Whether it’s the military, Las Cruces Public Schools, New Mexico State University or even small business owners who count on government-backed loans, a lot of people are keeping their eyes on what the White House and Congress do or don’t do by March 1. That’s when steep federal budget cuts — known as sequestration — are set to take place if no deal is reached to delay or amend them.

NMSU could see a cut of as much as $13 million; LCPS could see a step back in federal funding of about $2 million; the city of Las Cruces could potentially lose $1 million or more.

Those are estimates based on federal funding levels and the proposed cuts. Still, no one knows for sure what the hit would be, or if the cuts even take place.

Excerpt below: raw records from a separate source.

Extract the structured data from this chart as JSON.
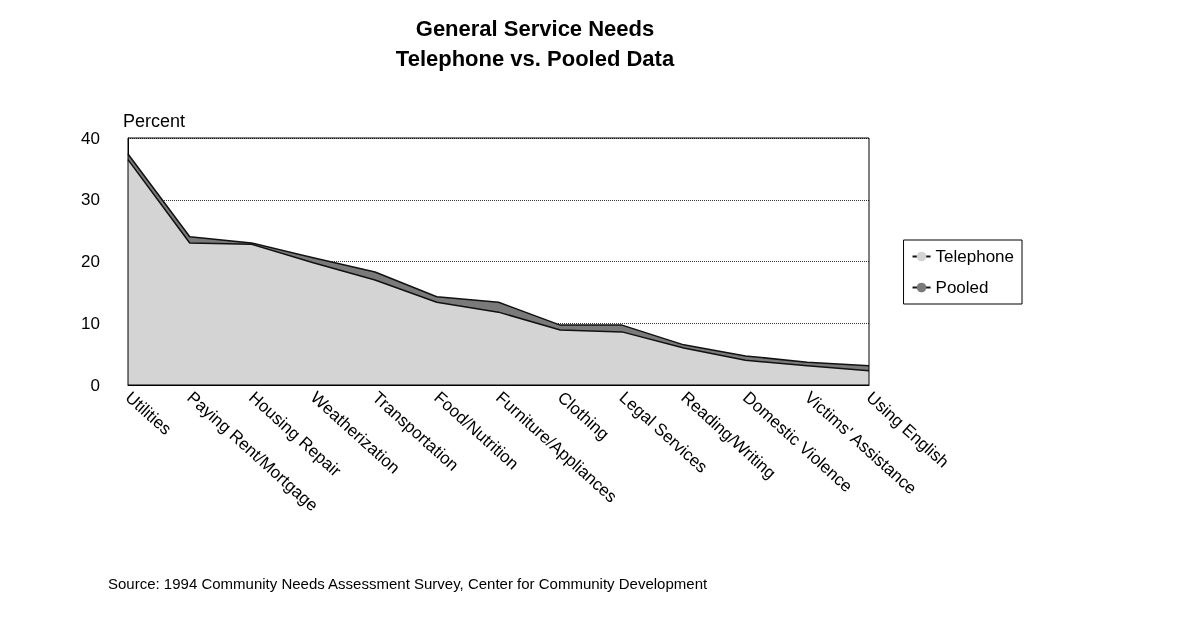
{
  "chart_data": {
    "type": "area",
    "title": "General Service Needs",
    "subtitle": "Telephone vs. Pooled Data",
    "ylabel": "Percent",
    "categories": [
      "Utilities",
      "Paying Rent/Mortgage",
      "Housing Repair",
      "Weatherization",
      "Transportation",
      "Food/Nutrition",
      "Furniture/Appliances",
      "Clothing",
      "Legal Services",
      "Reading/Writing",
      "Domestic Violence",
      "Victims' Assistance",
      "Using English"
    ],
    "series": [
      {
        "name": "Telephone",
        "color": "#d4d4d4",
        "values": [
          36.5,
          23,
          22.8,
          19.8,
          17,
          13.4,
          11.8,
          8.9,
          8.6,
          6,
          4,
          3.1,
          2.3
        ]
      },
      {
        "name": "Pooled",
        "color": "#7a7a7a",
        "values": [
          37.4,
          24,
          23,
          20.6,
          18.3,
          14.3,
          13.4,
          9.7,
          9.7,
          6.5,
          4.7,
          3.7,
          3.1
        ]
      }
    ],
    "ylim": [
      0,
      40
    ],
    "yticks": [
      0,
      10,
      20,
      30,
      40
    ],
    "grid": "y",
    "legend": "right",
    "annotations": [
      "Source: 1994 Community Needs Assessment Survey, Center for Community Development"
    ]
  }
}
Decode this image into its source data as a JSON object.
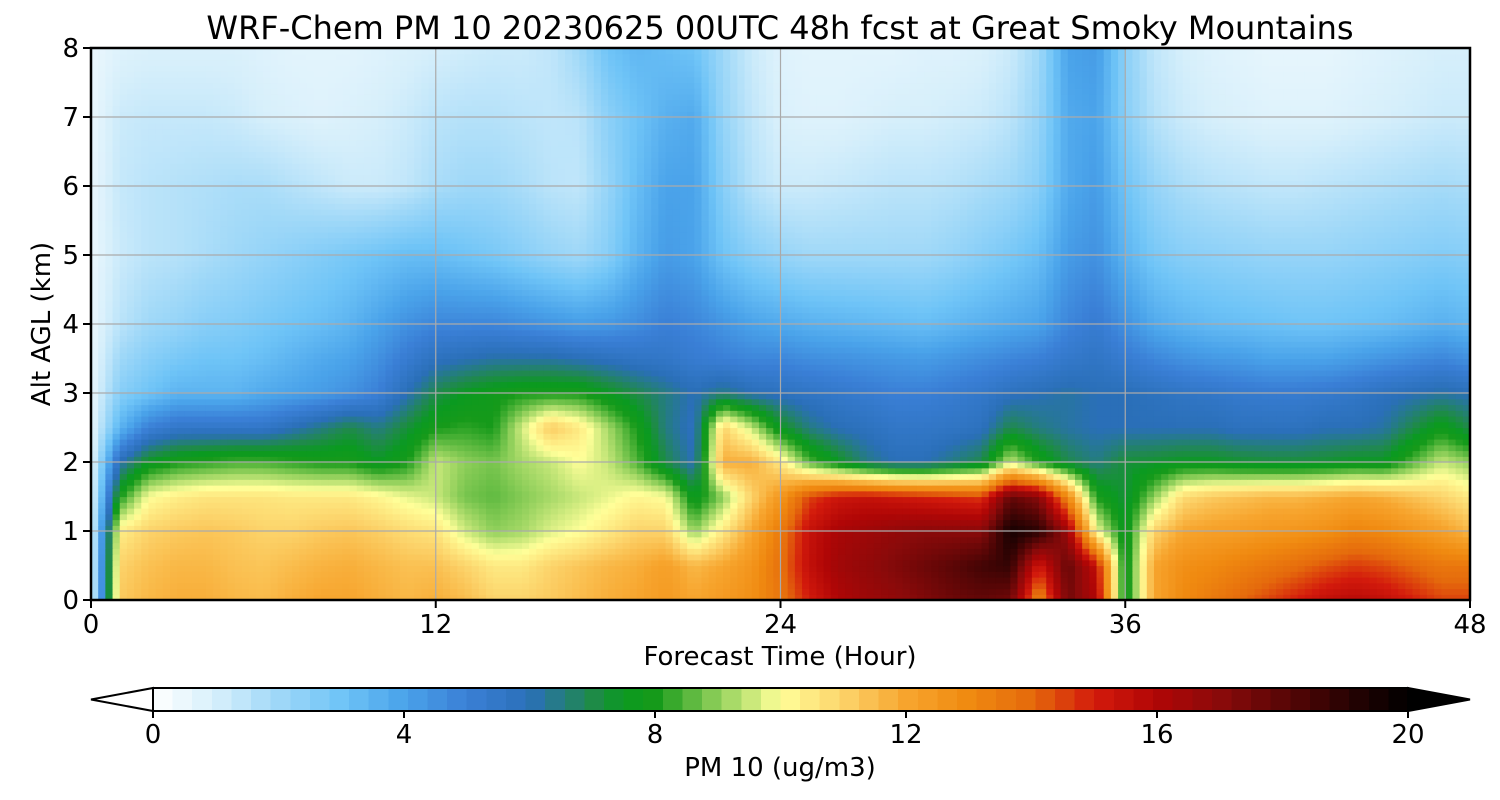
{
  "chart_data": {
    "type": "heatmap",
    "title": "WRF-Chem PM 10  20230625 00UTC 48h fcst at Great Smoky Mountains",
    "xlabel": "Forecast Time (Hour)",
    "ylabel": "Alt AGL (km)",
    "xlim": [
      0,
      48
    ],
    "ylim": [
      0,
      8
    ],
    "xticks": [
      0,
      12,
      24,
      36,
      48
    ],
    "yticks": [
      0,
      1,
      2,
      3,
      4,
      5,
      6,
      7,
      8
    ],
    "grid": true,
    "colorbar": {
      "label": "PM 10  (ug/m3)",
      "range": [
        0,
        20
      ],
      "ticks": [
        0,
        4,
        8,
        12,
        16,
        20
      ],
      "extend": "both",
      "stops": [
        [
          0,
          "#ffffff"
        ],
        [
          1,
          "#d6effb"
        ],
        [
          2,
          "#9fd8f8"
        ],
        [
          3,
          "#6fc4f7"
        ],
        [
          4,
          "#4aa3ea"
        ],
        [
          5,
          "#3a7fd6"
        ],
        [
          6,
          "#2a6fb8"
        ],
        [
          7,
          "#1f8a4a"
        ],
        [
          7.5,
          "#0a9a20"
        ],
        [
          8,
          "#169a1a"
        ],
        [
          9,
          "#8fcf5a"
        ],
        [
          10,
          "#ffff99"
        ],
        [
          11,
          "#fcd36a"
        ],
        [
          12,
          "#f7a52e"
        ],
        [
          13,
          "#f08a10"
        ],
        [
          14,
          "#e56a0c"
        ],
        [
          15,
          "#d31a0c"
        ],
        [
          16,
          "#b00606"
        ],
        [
          17,
          "#8a0a0a"
        ],
        [
          18,
          "#5a0606"
        ],
        [
          19,
          "#2a0303"
        ],
        [
          20,
          "#000000"
        ]
      ]
    },
    "x": [
      0,
      1,
      2,
      3,
      4,
      5,
      6,
      7,
      8,
      9,
      10,
      11,
      12,
      13,
      14,
      15,
      16,
      17,
      18,
      19,
      20,
      21,
      22,
      23,
      24,
      25,
      26,
      27,
      28,
      29,
      30,
      31,
      32,
      33,
      34,
      35,
      36,
      37,
      38,
      39,
      40,
      41,
      42,
      43,
      44,
      45,
      46,
      47,
      48
    ],
    "y": [
      0,
      0.5,
      1,
      1.5,
      2,
      2.5,
      3,
      3.5,
      4,
      5,
      6,
      7,
      8
    ],
    "z": [
      [
        0.5,
        11.2,
        11.6,
        11.8,
        11.8,
        11.6,
        11.5,
        11.8,
        12.0,
        12.0,
        11.8,
        11.6,
        11.8,
        11.5,
        11.0,
        11.0,
        11.2,
        11.5,
        11.8,
        12.0,
        12.4,
        12.0,
        12.4,
        12.8,
        13.6,
        15.0,
        16.0,
        16.5,
        16.8,
        17.2,
        17.6,
        17.8,
        17.5,
        13.0,
        17.5,
        16.0,
        7.5,
        12.0,
        13.0,
        13.5,
        14.0,
        14.5,
        15.0,
        15.5,
        15.8,
        15.5,
        15.0,
        14.5,
        14.5
      ],
      [
        0.5,
        11.0,
        11.4,
        11.6,
        11.6,
        11.4,
        11.3,
        11.5,
        11.7,
        11.8,
        11.6,
        11.4,
        11.4,
        11.0,
        10.5,
        10.5,
        11.0,
        11.3,
        11.6,
        11.8,
        12.2,
        11.6,
        12.0,
        12.6,
        13.8,
        15.5,
        16.4,
        16.8,
        17.2,
        17.6,
        18.0,
        18.5,
        18.8,
        15.0,
        17.8,
        15.5,
        7.5,
        12.0,
        12.8,
        13.0,
        13.3,
        13.6,
        13.9,
        14.3,
        14.6,
        14.4,
        14.0,
        13.6,
        13.6
      ],
      [
        0.5,
        10.4,
        11.0,
        11.2,
        11.3,
        11.2,
        11.0,
        11.0,
        11.2,
        11.3,
        11.1,
        10.8,
        10.6,
        9.6,
        9.0,
        9.2,
        9.7,
        10.0,
        10.5,
        11.0,
        11.0,
        9.0,
        10.5,
        12.0,
        13.5,
        15.4,
        16.2,
        16.5,
        16.8,
        17.0,
        17.0,
        17.0,
        19.5,
        19.0,
        16.5,
        10.0,
        7.5,
        11.0,
        12.0,
        12.2,
        12.3,
        12.5,
        12.6,
        12.8,
        13.2,
        13.0,
        12.6,
        12.2,
        11.6
      ],
      [
        0.5,
        8.0,
        10.0,
        10.4,
        10.6,
        10.6,
        10.6,
        10.5,
        10.5,
        10.5,
        10.2,
        9.8,
        9.5,
        8.8,
        8.6,
        8.9,
        9.2,
        9.5,
        9.8,
        10.2,
        10.0,
        7.5,
        9.0,
        11.0,
        12.5,
        14.5,
        15.2,
        15.4,
        15.2,
        15.0,
        14.8,
        14.6,
        17.8,
        17.0,
        13.0,
        8.0,
        7.2,
        9.0,
        10.8,
        11.2,
        11.4,
        11.6,
        11.6,
        11.8,
        12.0,
        11.8,
        11.4,
        11.0,
        10.5
      ],
      [
        0.5,
        6.0,
        7.5,
        8.0,
        8.2,
        8.4,
        8.4,
        8.2,
        8.0,
        8.0,
        7.5,
        8.0,
        9.5,
        9.0,
        8.8,
        9.2,
        9.5,
        10.0,
        9.5,
        8.5,
        7.0,
        6.0,
        11.8,
        11.8,
        10.5,
        8.5,
        7.5,
        6.5,
        6.0,
        6.0,
        6.5,
        7.0,
        9.5,
        8.0,
        7.0,
        6.5,
        7.2,
        7.3,
        7.5,
        7.5,
        7.3,
        7.2,
        7.2,
        7.3,
        7.5,
        7.5,
        8.5,
        9.5,
        9.0
      ],
      [
        0.5,
        3.5,
        5.0,
        5.5,
        5.5,
        5.5,
        5.5,
        6.0,
        6.5,
        7.0,
        6.5,
        7.2,
        8.0,
        8.2,
        8.0,
        9.6,
        11.2,
        10.5,
        9.2,
        8.0,
        6.5,
        5.8,
        11.0,
        9.5,
        7.5,
        6.5,
        6.0,
        5.8,
        5.5,
        5.5,
        5.6,
        5.8,
        7.0,
        6.5,
        6.2,
        6.0,
        6.0,
        6.0,
        6.0,
        6.0,
        5.8,
        5.8,
        5.8,
        6.0,
        6.0,
        6.2,
        7.0,
        7.8,
        7.0
      ],
      [
        0.5,
        2.5,
        3.0,
        3.5,
        3.5,
        3.5,
        3.8,
        4.0,
        4.2,
        4.5,
        5.0,
        6.0,
        7.0,
        7.5,
        7.8,
        8.0,
        8.0,
        8.0,
        7.5,
        7.0,
        6.5,
        6.0,
        6.5,
        6.0,
        5.8,
        5.6,
        5.4,
        5.2,
        5.0,
        5.0,
        5.2,
        5.4,
        5.8,
        6.0,
        6.2,
        6.0,
        6.0,
        5.8,
        5.6,
        5.5,
        5.3,
        5.2,
        5.2,
        5.3,
        5.5,
        5.8,
        6.0,
        6.2,
        6.0
      ],
      [
        0.5,
        2.0,
        2.5,
        2.8,
        3.0,
        3.0,
        3.2,
        3.5,
        3.8,
        4.0,
        4.5,
        5.2,
        5.8,
        6.0,
        6.2,
        6.2,
        6.2,
        6.0,
        5.8,
        5.6,
        5.5,
        5.2,
        5.0,
        4.8,
        4.8,
        4.6,
        4.5,
        4.4,
        4.3,
        4.2,
        4.4,
        4.6,
        4.8,
        5.0,
        5.4,
        5.6,
        5.2,
        4.8,
        4.5,
        4.3,
        4.2,
        4.0,
        4.0,
        4.0,
        4.2,
        4.4,
        4.6,
        4.8,
        4.5
      ],
      [
        0.5,
        1.5,
        2.0,
        2.2,
        2.5,
        2.6,
        2.8,
        3.0,
        3.2,
        3.5,
        4.0,
        4.5,
        4.8,
        4.8,
        4.8,
        4.6,
        4.4,
        4.2,
        4.3,
        4.6,
        5.0,
        4.8,
        4.4,
        4.0,
        3.8,
        3.6,
        3.5,
        3.4,
        3.3,
        3.2,
        3.4,
        3.6,
        3.8,
        4.0,
        4.8,
        5.2,
        4.5,
        3.8,
        3.5,
        3.3,
        3.2,
        3.1,
        3.0,
        3.0,
        3.1,
        3.2,
        3.4,
        3.6,
        3.4
      ],
      [
        0.5,
        1.2,
        1.5,
        1.6,
        1.8,
        2.0,
        2.2,
        2.4,
        2.6,
        2.8,
        3.0,
        3.2,
        3.2,
        3.0,
        2.8,
        2.5,
        2.2,
        2.0,
        2.5,
        3.5,
        4.2,
        4.0,
        3.0,
        2.5,
        2.2,
        2.0,
        2.0,
        2.0,
        2.0,
        2.0,
        2.2,
        2.5,
        2.8,
        3.2,
        4.2,
        4.5,
        3.5,
        2.8,
        2.5,
        2.4,
        2.3,
        2.2,
        2.2,
        2.2,
        2.3,
        2.4,
        2.5,
        2.6,
        2.5
      ],
      [
        0.5,
        1.3,
        1.5,
        1.6,
        1.7,
        1.8,
        1.8,
        1.6,
        1.4,
        1.2,
        1.2,
        1.4,
        1.8,
        2.0,
        2.0,
        1.8,
        1.5,
        1.4,
        2.2,
        3.2,
        4.0,
        4.0,
        2.5,
        1.6,
        1.2,
        1.2,
        1.3,
        1.4,
        1.5,
        1.5,
        1.6,
        1.8,
        2.0,
        2.5,
        3.8,
        4.2,
        3.0,
        2.2,
        1.8,
        1.6,
        1.5,
        1.4,
        1.4,
        1.5,
        1.6,
        1.7,
        1.8,
        1.9,
        1.8
      ],
      [
        0.5,
        1.2,
        1.3,
        1.3,
        1.3,
        1.2,
        1.0,
        0.9,
        0.8,
        0.9,
        1.0,
        1.2,
        1.5,
        1.6,
        1.6,
        1.5,
        1.4,
        1.5,
        2.4,
        3.0,
        3.6,
        3.8,
        2.2,
        1.4,
        0.9,
        0.8,
        0.8,
        0.9,
        1.0,
        1.0,
        1.1,
        1.2,
        1.5,
        2.2,
        3.8,
        4.0,
        2.5,
        1.6,
        1.2,
        1.0,
        0.9,
        0.8,
        0.8,
        0.8,
        0.9,
        1.0,
        1.1,
        1.2,
        1.2
      ],
      [
        0.5,
        0.8,
        0.9,
        0.9,
        0.9,
        0.9,
        0.8,
        0.7,
        0.7,
        0.7,
        0.8,
        0.9,
        1.0,
        1.1,
        1.2,
        1.2,
        1.4,
        2.0,
        3.0,
        3.4,
        3.2,
        3.0,
        2.0,
        1.2,
        0.8,
        0.7,
        0.7,
        0.7,
        0.7,
        0.8,
        0.8,
        0.9,
        1.2,
        2.0,
        4.0,
        4.2,
        2.4,
        1.4,
        1.0,
        0.8,
        0.7,
        0.6,
        0.6,
        0.6,
        0.7,
        0.8,
        0.9,
        1.0,
        1.0
      ]
    ]
  }
}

“It is not possible to know until the various federal agencies decide exactly how they are going to implement the cuts,” said Jim Peach, economist at NMSU.

Non-defense discretionary spending is scheduled to be cut 8.2 percent, Peach’s colleague at NMSU, Chris Erickson. But exactly how that impacts specific institutions is difficult to predict.

“It is very hard to put a dollar figure on the impact of sequestration,” Erickson said. “We are already seeing the effects to some extent as federal agencies have been husbanding their funds in anticipation of sequestration.”


“We do know that non-defense discretionary spending is scheduled to be cut 8.2 percent, which includes research funding as well as funding for financial aid,” Erickson said. “But you just can’t say that this means that NMSU’s federal funding will be cut 8.2 percent. Research funding, for example, is allocated through a competitive process, and NMSU researchers may do better or worse than average.

“Financial aid funding follows the student, and NMSU students tend to be lower income so qualify for more,” he said.

As of the last fiscal year, NMSU’s expenditure budget for the entire system was $677 million. Minerva Baumann, director of media relations, said the school received about $163 million from the federal government. That means, if NMSU does experience an 8.2 percent cut, there would be about $13 million less coming into the university, which, by comparison, is a little bit less than the school’s athletics budget of about $16 million.


“A tighter federal budget is likely to reduce growth rates of employment and income in Las Cruces and throughout New Mexico,” Peach said. “In turn, sectors such as the local housing market and retail trade could be in for some trouble as well.”